Starring: Daniel Craig (James Bond), Christoph Waltz (Blofeld), Léa Seydoux (Madeleine Swann), Ralph Fiennes (M), Monica Bellucci (Lucia), Ben Whishaw (Q), Naomie Harris (Moneypenny), Dave Bautista (Hinx), Andrew Scott (C), Rory Kinnear (Tanner), Jesper Christensen (Mr. White), Alessandro Cremona (Marco Sciarra), Stephanie Sigman (Estrella).
The Daniel Craig era of James Bond films has tried, with mixed results, to have more continuity than the previous Bond films ever had- making the four films really feel more like a series rather than four stand alone movies. The first, Casino Royale, is one of the best Bond films ever – a corrective of the Brosnan era, which had gotten increasingly goofy, too heavily reliant on gadgets and quips to the point that they had almost become a parody of Bond films. Casino Royale stripped all that away, and went back to the basics – and was a superior film as a result – it made Bond relevant again. The follow-up, Quantum of Solace, is widely regarded as one of the worst Bond films – and even if I wouldn’t be quite that hard on it, the film, which is heavily reliant on the events of Casino Royale, is essentially a revenge film – and not a particularly great one at that. Skyfall may just be the best Bond film ever made – it gives Bond more backstory than ever before, which gives the film more emotional resonance than any other film in the series. It is also an expertly crafted action film, and thanks to Roger Deakins amazing cinematography, the best looking Bond film ever made. In a way, Skyfall set the standard too high, and made it very hard to follow-up. Where does this series go from there?

 Apparently the answer is Spectre, which doesn’t come close to matching Skyfall or Casino Royale – and is basically just a solid, if unspectacular, entry in the long running series. The Craig Bond films always had a relationship with the past – Casino Royale rebooted the franchise, Skyfall paints Bond as a man out of sync with modern times, but both call back in various ways with what came before, without being beholden to it.

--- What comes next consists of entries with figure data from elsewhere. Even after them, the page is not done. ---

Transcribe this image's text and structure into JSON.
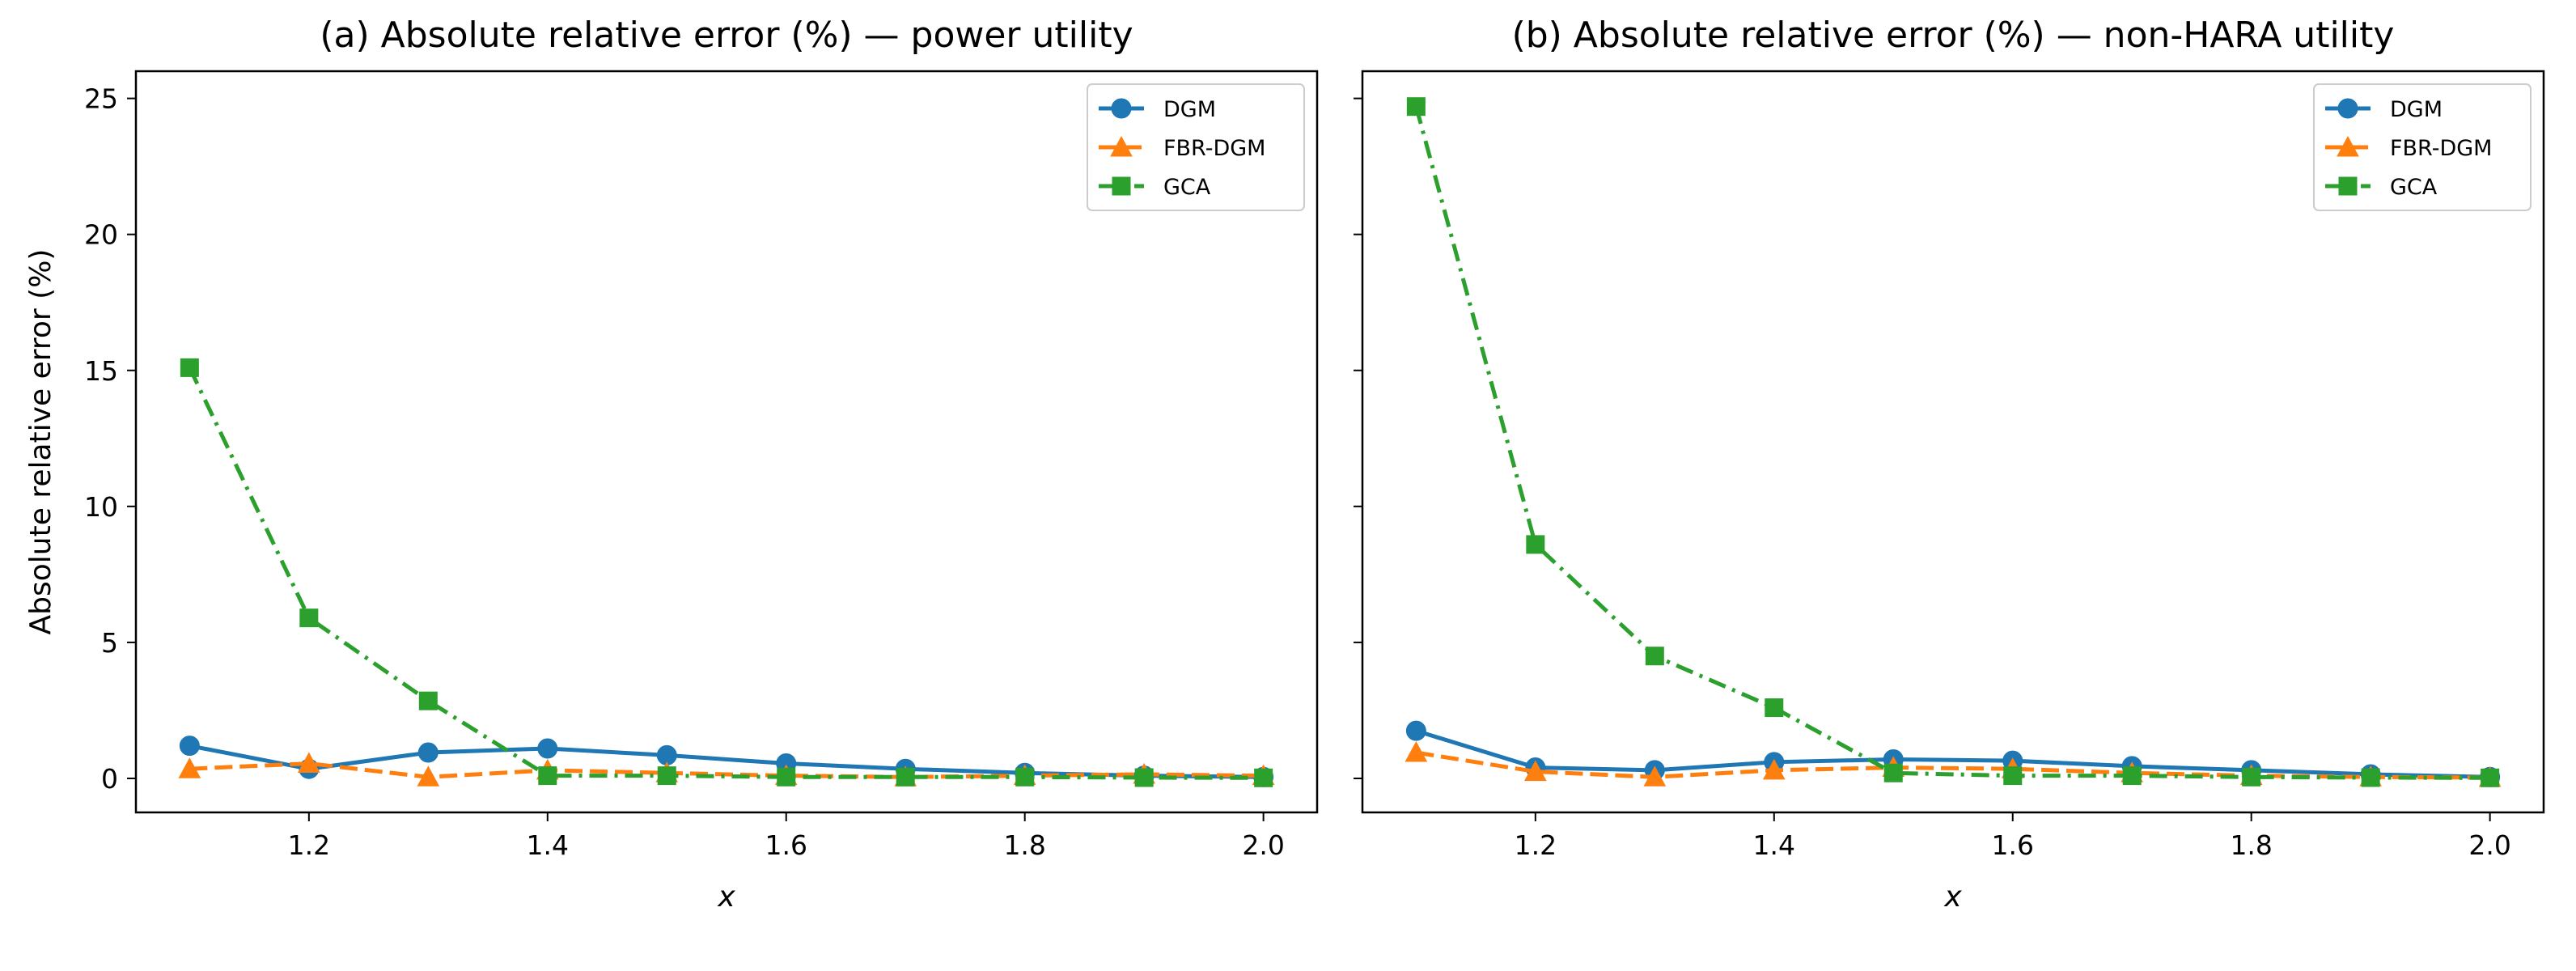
{
  "chart_data": [
    {
      "type": "line",
      "title": "(a) Absolute relative error (%) — power utility",
      "xlabel": "x",
      "ylabel": "Absolute relative error (%)",
      "x": [
        1.1,
        1.2,
        1.3,
        1.4,
        1.5,
        1.6,
        1.7,
        1.8,
        1.9,
        2.0
      ],
      "xlim": [
        1.055,
        2.045
      ],
      "ylim": [
        -1.25,
        26.0
      ],
      "xticks": [
        "1.2",
        "1.4",
        "1.6",
        "1.8",
        "2.0"
      ],
      "yticks": [
        "0",
        "5",
        "10",
        "15",
        "20",
        "25"
      ],
      "grid": false,
      "legend": "top-right",
      "series": [
        {
          "name": "DGM",
          "color": "#1f77b4",
          "linestyle": "solid",
          "marker": "circle",
          "values": [
            1.2,
            0.35,
            0.95,
            1.1,
            0.85,
            0.55,
            0.35,
            0.2,
            0.1,
            0.05
          ]
        },
        {
          "name": "FBR-DGM",
          "color": "#ff7f0e",
          "linestyle": "dashed",
          "marker": "triangle",
          "values": [
            0.35,
            0.55,
            0.05,
            0.3,
            0.2,
            0.1,
            0.05,
            0.1,
            0.15,
            0.1
          ]
        },
        {
          "name": "GCA",
          "color": "#2ca02c",
          "linestyle": "dashdot",
          "marker": "square",
          "values": [
            15.1,
            5.9,
            2.85,
            0.1,
            0.1,
            0.05,
            0.05,
            0.05,
            0.03,
            0.02
          ]
        }
      ]
    },
    {
      "type": "line",
      "title": "(b) Absolute relative error (%) — non-HARA utility",
      "xlabel": "x",
      "ylabel": "",
      "x": [
        1.1,
        1.2,
        1.3,
        1.4,
        1.5,
        1.6,
        1.7,
        1.8,
        1.9,
        2.0
      ],
      "xlim": [
        1.055,
        2.045
      ],
      "ylim": [
        -1.25,
        26.0
      ],
      "xticks": [
        "1.2",
        "1.4",
        "1.6",
        "1.8",
        "2.0"
      ],
      "yticks": [],
      "grid": false,
      "legend": "top-right",
      "series": [
        {
          "name": "DGM",
          "color": "#1f77b4",
          "linestyle": "solid",
          "marker": "circle",
          "values": [
            1.75,
            0.4,
            0.3,
            0.6,
            0.7,
            0.65,
            0.45,
            0.3,
            0.15,
            0.05
          ]
        },
        {
          "name": "FBR-DGM",
          "color": "#ff7f0e",
          "linestyle": "dashed",
          "marker": "triangle",
          "values": [
            0.95,
            0.25,
            0.05,
            0.3,
            0.4,
            0.35,
            0.2,
            0.1,
            0.05,
            0.03
          ]
        },
        {
          "name": "GCA",
          "color": "#2ca02c",
          "linestyle": "dashdot",
          "marker": "square",
          "values": [
            24.7,
            8.6,
            4.5,
            2.6,
            0.2,
            0.1,
            0.1,
            0.05,
            0.03,
            0.02
          ]
        }
      ]
    }
  ]
}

Spectre on the other hand is simply too beholden to what happened in Bond films of the past – so much so that it relies on the audience knowing things about Bond’s past, or else the meaning of the movie is lost. It introduces a famous Bond villain from the past – but doesn’t bother to do anything to set up this version of the character, instead relying on the assumption that audiences will know who he is. If you don’t, then many of the films big, dramatic moments will certainly fall flat – they still did for me, and I knew who the character was.

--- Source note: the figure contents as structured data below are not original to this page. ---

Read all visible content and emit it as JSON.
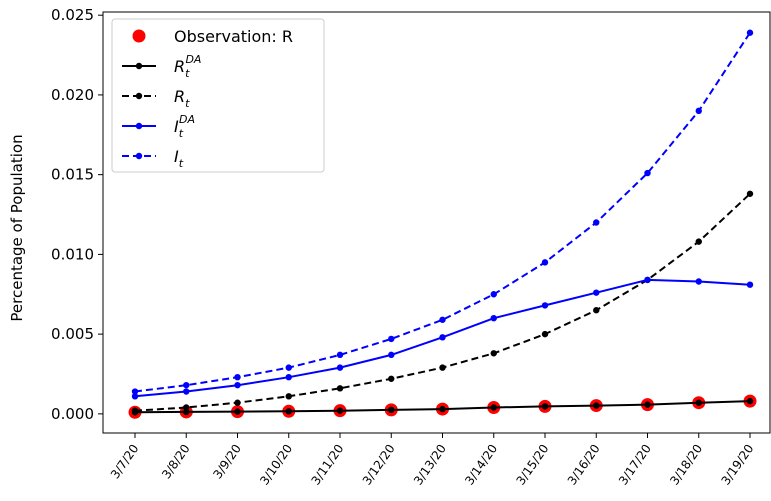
{
  "chart_data": {
    "type": "line",
    "title": "",
    "xlabel": "",
    "ylabel": "Percentage of Population",
    "ylim": [
      -0.0012,
      0.0252
    ],
    "yticks": [
      "0.000",
      "0.005",
      "0.010",
      "0.015",
      "0.020",
      "0.025"
    ],
    "ytick_values": [
      0,
      0.005,
      0.01,
      0.015,
      0.02,
      0.025
    ],
    "categories": [
      "3/7/20",
      "3/8/20",
      "3/9/20",
      "3/10/20",
      "3/11/20",
      "3/12/20",
      "3/13/20",
      "3/14/20",
      "3/15/20",
      "3/16/20",
      "3/17/20",
      "3/18/20",
      "3/19/20"
    ],
    "grid": false,
    "legend_position": "top-left",
    "series": [
      {
        "name": "Observation: R",
        "style": "markers",
        "color": "#ff0000",
        "values": [
          0.0001,
          0.00012,
          0.00014,
          0.00016,
          0.0002,
          0.00025,
          0.0003,
          0.0004,
          0.00047,
          0.00052,
          0.00058,
          0.0007,
          0.0008
        ]
      },
      {
        "name": "R",
        "sup": "DA",
        "sub": "t",
        "style": "solid",
        "color": "#000000",
        "values": [
          0.0001,
          0.00012,
          0.00014,
          0.00016,
          0.0002,
          0.00025,
          0.0003,
          0.0004,
          0.00047,
          0.00052,
          0.00058,
          0.0007,
          0.0008
        ]
      },
      {
        "name": "R",
        "sup": "",
        "sub": "t",
        "style": "dashed",
        "color": "#000000",
        "values": [
          0.0002,
          0.0004,
          0.0007,
          0.0011,
          0.0016,
          0.0022,
          0.0029,
          0.0038,
          0.005,
          0.0065,
          0.0084,
          0.0108,
          0.0138
        ]
      },
      {
        "name": "I",
        "sup": "DA",
        "sub": "t",
        "style": "solid",
        "color": "#0000ff",
        "values": [
          0.0011,
          0.0014,
          0.0018,
          0.0023,
          0.0029,
          0.0037,
          0.0048,
          0.006,
          0.0068,
          0.0076,
          0.0084,
          0.0083,
          0.0081
        ]
      },
      {
        "name": "I",
        "sup": "",
        "sub": "t",
        "style": "dashed",
        "color": "#0000ff",
        "values": [
          0.0014,
          0.0018,
          0.0023,
          0.0029,
          0.0037,
          0.0047,
          0.0059,
          0.0075,
          0.0095,
          0.012,
          0.0151,
          0.019,
          0.0239
        ]
      }
    ]
  }
}
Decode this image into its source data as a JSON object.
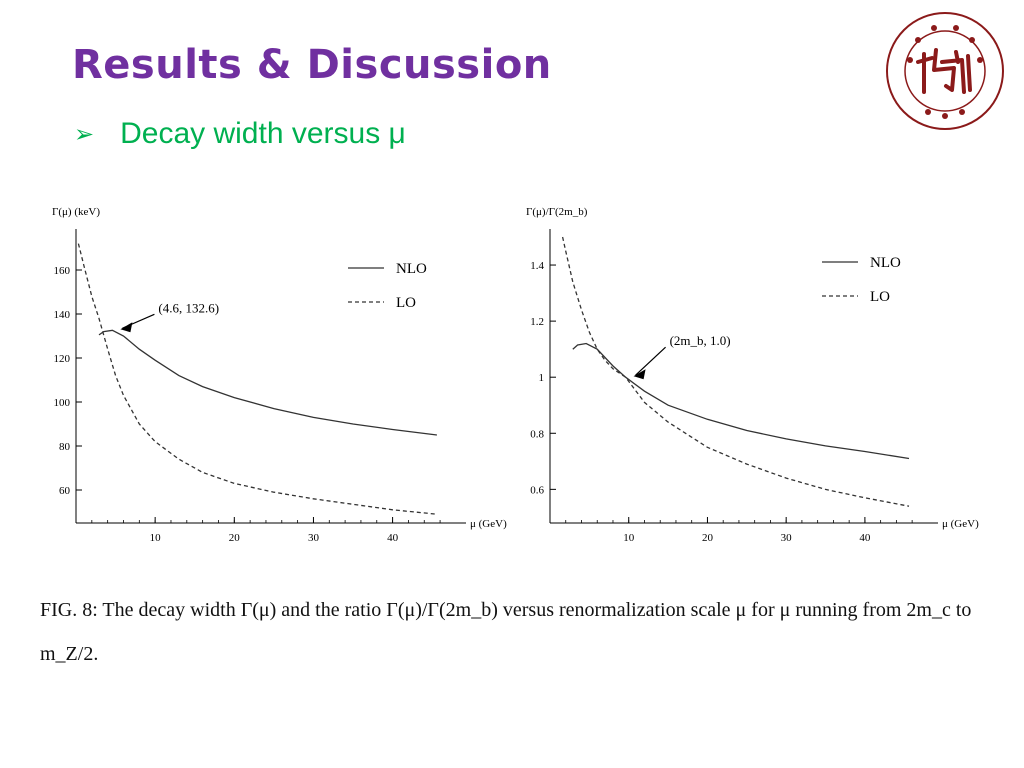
{
  "slide": {
    "title": "Results & Discussion",
    "bullet": "Decay width versus μ",
    "caption": "FIG. 8: The decay width Γ(μ) and the ratio Γ(μ)/Γ(2m_b) versus renormalization scale μ for μ running from 2m_c to m_Z/2.",
    "title_color": "#7030A0",
    "bullet_color": "#00B050",
    "logo_color": "#8B1A1A"
  },
  "chart_data": [
    {
      "type": "line",
      "title": "",
      "ylabel": "Γ(μ) (keV)",
      "xlabel": "μ (GeV)",
      "xlim": [
        0,
        47
      ],
      "ylim": [
        45,
        175
      ],
      "xticks": [
        10,
        20,
        30,
        40
      ],
      "yticks": [
        60,
        80,
        100,
        120,
        140,
        160
      ],
      "legend": "top-right",
      "annotation": {
        "text": "(4.6, 132.6)",
        "x": 4.6,
        "y": 132.6
      },
      "series": [
        {
          "name": "NLO",
          "style": "solid",
          "x": [
            2.9,
            3.5,
            4.6,
            6,
            8,
            10,
            13,
            16,
            20,
            25,
            30,
            35,
            40,
            45.6
          ],
          "y": [
            130.5,
            132,
            132.6,
            130,
            124,
            119,
            112,
            107,
            102,
            97,
            93,
            90,
            87.5,
            85
          ]
        },
        {
          "name": "LO",
          "style": "dashed",
          "x": [
            0.3,
            1,
            2,
            2.9,
            4,
            5,
            6,
            8,
            10,
            13,
            16,
            20,
            25,
            30,
            35,
            40,
            45.6
          ],
          "y": [
            172,
            162,
            148,
            138,
            124,
            112,
            103,
            90,
            82,
            74,
            68,
            63,
            59,
            56,
            53.5,
            51,
            49
          ]
        }
      ]
    },
    {
      "type": "line",
      "title": "",
      "ylabel": "Γ(μ)/Γ(2m_b)",
      "xlabel": "μ (GeV)",
      "xlim": [
        0,
        47
      ],
      "ylim": [
        0.48,
        1.5
      ],
      "xticks": [
        10,
        20,
        30,
        40
      ],
      "yticks": [
        0.6,
        0.8,
        1.0,
        1.2,
        1.4
      ],
      "legend": "top-right",
      "annotation": {
        "text": "(2m_b, 1.0)",
        "x": 9.6,
        "y": 1.0
      },
      "series": [
        {
          "name": "NLO",
          "style": "solid",
          "x": [
            2.9,
            3.5,
            4.6,
            6,
            8,
            9.6,
            12,
            15,
            20,
            25,
            30,
            35,
            40,
            45.6
          ],
          "y": [
            1.1,
            1.115,
            1.12,
            1.1,
            1.04,
            1.0,
            0.95,
            0.9,
            0.85,
            0.81,
            0.78,
            0.755,
            0.735,
            0.71
          ]
        },
        {
          "name": "LO",
          "style": "dashed",
          "x": [
            1.6,
            2,
            2.9,
            4,
            5,
            6,
            7,
            8,
            9.6,
            12,
            15,
            20,
            25,
            30,
            35,
            40,
            45.6
          ],
          "y": [
            1.5,
            1.45,
            1.34,
            1.24,
            1.16,
            1.1,
            1.06,
            1.03,
            1.0,
            0.91,
            0.84,
            0.75,
            0.69,
            0.64,
            0.6,
            0.57,
            0.54
          ]
        }
      ]
    }
  ]
}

The movie does start out brilliant – a Day of the Dead sequence in Mexico, including a brilliant tracking shot that first follows one character, before switching to Bond and then follows him until he comes back into contact with the original character. It is a brilliantly staged sequence – the best in the movie by far – and ends with a bang – and gives Bond a clue – a ring with an octopus on it, which will lead him on the chase for the rest of the film.
The movie strains for modern relevance in other sequences – where the new M (Ralph Fiennes) has to try and protect the OO program from C (Andrew Scott), who feels the whole thing in antiquated, and instead wants to rely on constant surveillance of everyone, and drone warfare – as well as a partnership with other world powers to share Intelligence. The ins and outs of this plot give Fiennes something to do, and does eventually reconnect with what Bond is doing, but is also the reason why this movie runs two and a half hours – and unlike Skyfall, which was the same length, this film feels that long.

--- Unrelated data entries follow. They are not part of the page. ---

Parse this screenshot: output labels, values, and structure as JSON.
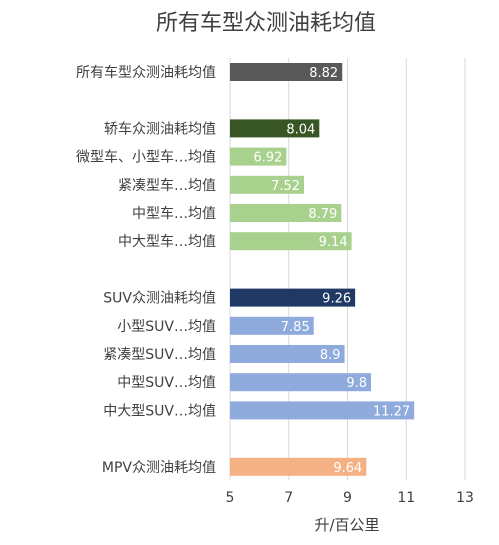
{
  "chart_data": {
    "type": "bar",
    "orientation": "horizontal",
    "title": "所有车型众测油耗均值",
    "xlabel": "升/百公里",
    "ylabel": "",
    "xlim": [
      5,
      13
    ],
    "xticks": [
      5,
      7,
      9,
      11,
      13
    ],
    "grid": true,
    "legend": "none",
    "categories": [
      "所有车型众测油耗均值",
      "",
      "轿车众测油耗均值",
      "微型车、小型车…均值",
      "紧凑型车…均值",
      "中型车…均值",
      "中大型车…均值",
      "",
      "SUV众测油耗均值",
      "小型SUV…均值",
      "紧凑型SUV…均值",
      "中型SUV…均值",
      "中大型SUV…均值",
      "",
      "MPV众测油耗均值"
    ],
    "values": [
      8.82,
      null,
      8.04,
      6.92,
      7.52,
      8.79,
      9.14,
      null,
      9.26,
      7.85,
      8.9,
      9.8,
      11.27,
      null,
      9.64
    ],
    "value_labels": [
      "8.82",
      "",
      "8.04",
      "6.92",
      "7.52",
      "8.79",
      "9.14",
      "",
      "9.26",
      "7.85",
      "8.9",
      "9.8",
      "11.27",
      "",
      "9.64"
    ],
    "colors": [
      "#595959",
      "",
      "#375623",
      "#a9d18e",
      "#a9d18e",
      "#a9d18e",
      "#a9d18e",
      "",
      "#203864",
      "#8faadc",
      "#8faadc",
      "#8faadc",
      "#8faadc",
      "",
      "#f4b183"
    ]
  }
}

The much touted appearance of Monica Bellucci as the “oldest Bond girl” ever is much ado about nothing – she’s barely in the film, and although she looks amazing (of course she does, she’s Monica Bellucci) she barely even qualifies as a Bond girl. That honor falls to talented (and much younger) Lea Seydoux, who should be a good match for Craig’s Bond, and but she is little more than a damsel in distress, especially in the last act. Christophe Waltz fulfills his destiny to play a Bond villain – but unfortunately, the movie undercuts his character at every turn – so much so that the two-time Oscar winner is never really able to become a character. Ben Whishaw is once again a pure joy as Q – I especially loved the moment he laughs at his own joke – but after Skyfall made brilliant use of Naomie Harris as Moneypenny, it is extremely disappointing to see how little she is given to do this time around.

For the most part the action sequences are well handled – even if I couldn’t help but wonder if the production somehow got a great deal on helicopters as they seem to factor in every one of them. If the cinematography by Hoyte Van Hoytema doesn’t come close to matching that by Deakins that’s more because of how good Deakins work was, not that the work here is bad.

The further away I get from Spectre, the less I like it, the more problems I have with it. While I was watching the film, I enjoyed it – it moves quickly enough that it allows you to turn off your brain and have fun with the movie. If that’s all you want, than sure, Spectre gets the job done. But given the standard this series has set in recent years, Spectre cannot help but be a pretty major disappointment.